- Born: Melina Galić Bihać, SR Bosnia and Herzegovina, SFR Yugoslavia
- Occupation: Fashion designer
- Known for: "Hamel" label
- Children: 2
- Website: hamel.rs

= Melina Džinović =

Serbian fashion designer

Melina Galić

Melina Galić, ex Melina Dzinovic, born 1980) is a Bosnian fashion designer based in Serbia known for her womenswear label "Hamel". Her designs often include body hugging statement dresses that have become popular with Hollywood A-listers.

== Background ==
Džinović was born Melina Galić in Bihać, Bosnia-Herzegovina, Yugoslavia to Elma and Sulejman Galić. She grew up in Zagreb, Croatia. In 2014, she married Bosnian singer Haris Džinović and they have two children. They were together for eleven years before getting married. They divorced in 2024. On 18 April 2026, Galić married British businessman Jeffrey Paul Arnold Day in Monaco.

== Career ==

In 2016, Džinović presented her clothing line at a Belgrade fashion show. That same year she made her American debut, showing a collection at FUNKSHION: Fashion Week Miami Beach. In 2016, People Style magazine also named a "Hamel" gown one of the year's "best dresses from the back", meaning the outfit looked good from behind. In 2017, she presented a runway show in São Paulo, where Brazilian Vogue editor Donata Mirales Melina called her "...a super talented designer" and featured her dresses in the magazine. The "Hamel" brand is sold at about 50 locations around the world. In 2018, Džinović's collection was seen at Paris Fashion Week, resulting in 25 additional buyers stocking her clothing line.

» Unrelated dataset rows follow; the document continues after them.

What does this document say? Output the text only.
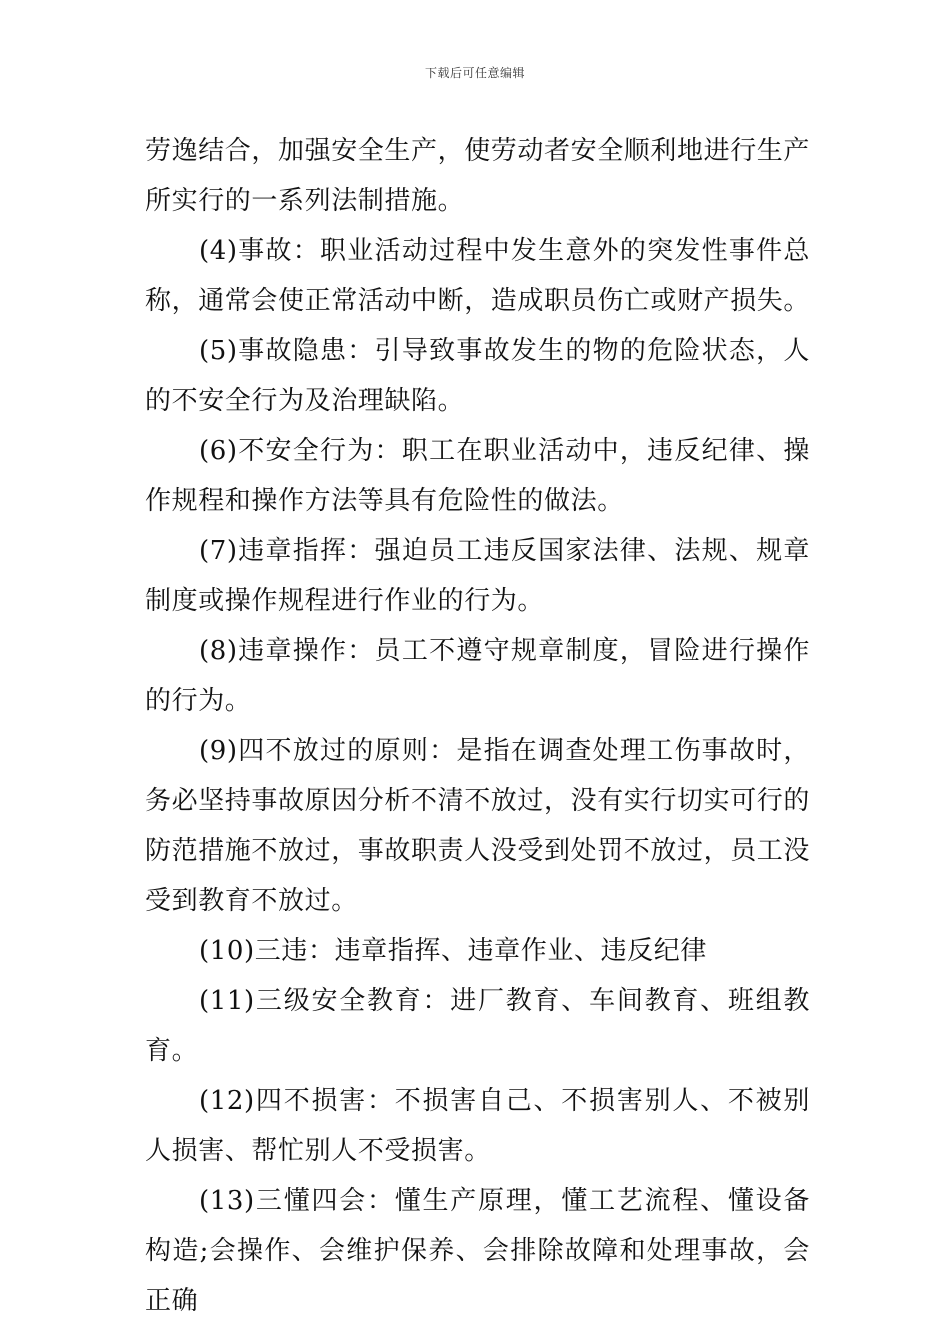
下载后可任意编辑

劳逸结合，加强安全生产，使劳动者安全顺利地进行生产所实行的一系列法制措施。

(4)事故：职业活动过程中发生意外的突发性事件总称，通常会使正常活动中断，造成职员伤亡或财产损失。

(5)事故隐患：引导致事故发生的物的危险状态，人的不安全行为及治理缺陷。

(6)不安全行为：职工在职业活动中，违反纪律、操作规程和操作方法等具有危险性的做法。

(7)违章指挥：强迫员工违反国家法律、法规、规章制度或操作规程进行作业的行为。

(8)违章操作：员工不遵守规章制度，冒险进行操作的行为。

(9)四不放过的原则：是指在调查处理工伤事故时，务必坚持事故原因分析不清不放过，没有实行切实可行的防范措施不放过，事故职责人没受到处罚不放过，员工没受到教育不放过。

(10)三违：违章指挥、违章作业、违反纪律

(11)三级安全教育：进厂教育、车间教育、班组教育。

(12)四不损害：不损害自己、不损害别人、不被别人损害、帮忙别人不受损害。

(13)三懂四会：懂生产原理，懂工艺流程、懂设备构造;会操作、会维护保养、会排除故障和处理事故，会正确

With regards to her style, the designer has stated "I always like fringes and see-through fabrics, and I always love the details, so it is difficult for me to make 40 pieces of simple dresses." Although tight-fitting, her outfits are known for covering up figure flaws, as well as being wrinkle free and travel-ready.
Džinović's clothes have been worn by Sofía Vergara, Gal Gadot, Mariah Carey, Pamela Anderson, Britney Spears, Ali Larter, and Kate Beckinsale, as well as Jennifer Lopez who ordered several dresses. Džinović has traveled to Los Angeles to do personal fittings for actress Sharon Stone. Local Serbian celebrities like singer Ceca, Kristina Kija Kockar and TV presenter Jovana Joksimović also wear Džinović's "Hamel" label.